Hi, I’m Mikeal, I created PouchDB. After a year or so I handed that project off to some great maintainers that made it much better as I had grown a little skeptical of the replication model and wanted to pursue some alternatives.
It’s been about 10 years, much longer than I thought it would take, but I have a young project that finally realizes the ideas I had back then.
Sometime after PouchDB was created I realized that it just wasn’t going to work to replicate a whole database to every client. In fact, even a view of the database wasn’t going to work, because the developer isn’t in a position to really understand the replication profile of every user on all of their devices, you need a model that has partial, or more accurately “selective” replication based on what the application accesses in real time.
I became convinced that the right primitives were already present in git: merkle trees.

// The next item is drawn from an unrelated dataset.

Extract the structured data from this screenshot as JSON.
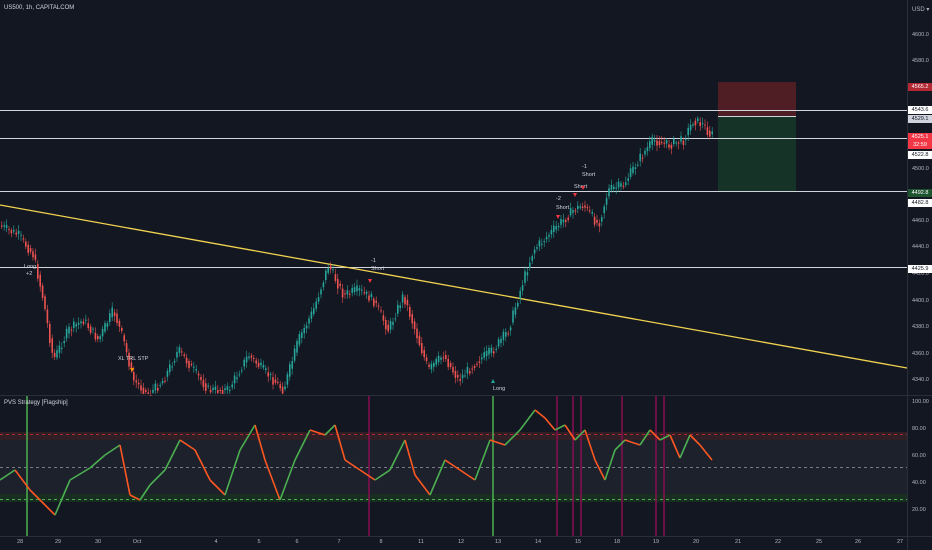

Unfortunately, git did a very poor job of surfacing those primitives for general use and I wasn’t having much luck finding the right approach myself.
Shortly after joining Protocol Labs I realized they had already figured this out in a project called IPLD. Not long after that, I started leading the IPLD project/team and then putting together my ideal database whenever I found a free moment.
It’s very young, lots of missing features, still working on some better data-structures for indexing, but it is very much a database that replicates the way git does and approaches indexing over a primary store the way CouchDB does, but there’s a lot more too.
With these primitives we can easily nest databases inside of other databases (and create unified indexes over them) and we can easily extend the data types in the database to user provided types. Using some of these features it already supports streams of binary data, databases in databases, and linking between pieces of data.